The Irish media's reporting of the detention of three suspected IRA members in Colombia was criticised at the school.
Mr Niels Lindvig, foreign editor of Denmark's national radio, said that in the first couple of days reporting the arrests journalists never questioned the timing of the story, the amount of evidence piling up against the three in Colombia, and the effects on the peace processes in Ireland and Colombia where a civil war has been waged for the past 37 years.
They also never questioned who had an interest in releasing the story at that time.
Mr Lindvig, who has lived in Colombia, has just returned from making a documentary there.
He said FARC was not a Marxist organisation. "Even people in Washington do not label FARC as Marxist."
He said that FARC is not a drug-dealing organisation but it makes "heaps of money from the drugs trade".
In the FARC-controlled areas of Colombia, every business representing more than a million dollars pays 10 per cent tax to FARC. He said multinationals, oil companies and drug dealers pay FARC too.
"They are not drug dealers. But they don't see it as their job to stop the drugs trade," Mr Lindvig said.

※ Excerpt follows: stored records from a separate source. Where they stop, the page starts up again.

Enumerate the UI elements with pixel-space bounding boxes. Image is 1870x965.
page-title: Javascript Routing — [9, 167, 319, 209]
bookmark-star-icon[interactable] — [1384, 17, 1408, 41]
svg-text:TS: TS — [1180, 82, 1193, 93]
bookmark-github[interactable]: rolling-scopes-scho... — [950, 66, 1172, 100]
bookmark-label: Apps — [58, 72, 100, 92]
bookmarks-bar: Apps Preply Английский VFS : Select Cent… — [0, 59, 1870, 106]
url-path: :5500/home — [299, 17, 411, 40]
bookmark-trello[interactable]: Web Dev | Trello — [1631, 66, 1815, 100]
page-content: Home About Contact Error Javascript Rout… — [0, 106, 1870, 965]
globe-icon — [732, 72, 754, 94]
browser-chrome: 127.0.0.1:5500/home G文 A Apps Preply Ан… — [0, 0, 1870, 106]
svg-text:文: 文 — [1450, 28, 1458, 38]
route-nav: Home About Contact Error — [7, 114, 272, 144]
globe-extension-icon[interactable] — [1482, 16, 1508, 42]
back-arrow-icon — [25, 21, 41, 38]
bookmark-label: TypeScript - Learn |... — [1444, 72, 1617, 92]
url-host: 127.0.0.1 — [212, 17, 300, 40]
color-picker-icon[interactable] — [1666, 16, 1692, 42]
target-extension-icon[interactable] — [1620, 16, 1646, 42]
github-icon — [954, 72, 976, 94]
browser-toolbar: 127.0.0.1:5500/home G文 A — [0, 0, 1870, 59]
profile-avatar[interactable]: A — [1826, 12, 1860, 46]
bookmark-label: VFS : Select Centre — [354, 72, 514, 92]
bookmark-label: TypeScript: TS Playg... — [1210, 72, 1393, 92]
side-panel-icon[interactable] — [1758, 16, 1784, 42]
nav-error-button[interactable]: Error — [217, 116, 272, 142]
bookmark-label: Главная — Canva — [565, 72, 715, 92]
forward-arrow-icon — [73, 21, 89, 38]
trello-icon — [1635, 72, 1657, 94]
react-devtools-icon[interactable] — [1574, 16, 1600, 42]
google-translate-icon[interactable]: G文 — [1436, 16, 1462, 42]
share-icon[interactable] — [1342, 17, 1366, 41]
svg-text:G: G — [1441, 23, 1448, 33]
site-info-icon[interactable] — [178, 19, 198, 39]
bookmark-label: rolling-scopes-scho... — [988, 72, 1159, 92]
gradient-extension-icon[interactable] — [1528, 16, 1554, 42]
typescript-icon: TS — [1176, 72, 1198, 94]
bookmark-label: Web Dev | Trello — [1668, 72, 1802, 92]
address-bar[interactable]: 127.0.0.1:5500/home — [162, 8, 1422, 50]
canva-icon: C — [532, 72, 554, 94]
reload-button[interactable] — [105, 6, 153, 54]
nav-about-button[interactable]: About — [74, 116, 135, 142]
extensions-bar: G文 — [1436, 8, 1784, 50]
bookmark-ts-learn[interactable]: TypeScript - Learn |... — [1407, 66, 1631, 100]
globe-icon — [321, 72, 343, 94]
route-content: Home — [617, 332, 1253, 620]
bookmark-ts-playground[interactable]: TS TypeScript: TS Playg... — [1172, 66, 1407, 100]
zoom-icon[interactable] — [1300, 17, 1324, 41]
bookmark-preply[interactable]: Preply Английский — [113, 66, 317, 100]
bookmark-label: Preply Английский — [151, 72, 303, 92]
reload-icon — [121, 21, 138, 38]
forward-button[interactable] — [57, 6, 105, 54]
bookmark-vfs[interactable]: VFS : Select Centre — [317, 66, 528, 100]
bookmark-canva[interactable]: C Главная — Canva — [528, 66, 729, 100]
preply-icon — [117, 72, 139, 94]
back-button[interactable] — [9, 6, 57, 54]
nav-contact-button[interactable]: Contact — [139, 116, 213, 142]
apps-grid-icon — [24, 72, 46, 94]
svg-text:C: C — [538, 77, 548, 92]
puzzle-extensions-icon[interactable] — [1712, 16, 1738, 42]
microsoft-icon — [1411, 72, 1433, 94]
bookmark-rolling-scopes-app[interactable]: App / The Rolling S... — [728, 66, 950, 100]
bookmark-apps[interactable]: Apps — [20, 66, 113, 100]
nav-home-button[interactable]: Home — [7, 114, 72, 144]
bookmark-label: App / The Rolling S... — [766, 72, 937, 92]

"The UN's drug control programme in Colombia confirmed that it was the rightwing paramilitaries, who co-operate with the Colombian army against FARC, who produce and refine cocaine and heroin rather than FARC who tax other producers," Mr Lindvig added.
"The Irish press and media did not get it right. Did it occur to anyone that the sources to the stories could be people who wanted to wreck both peace processes?"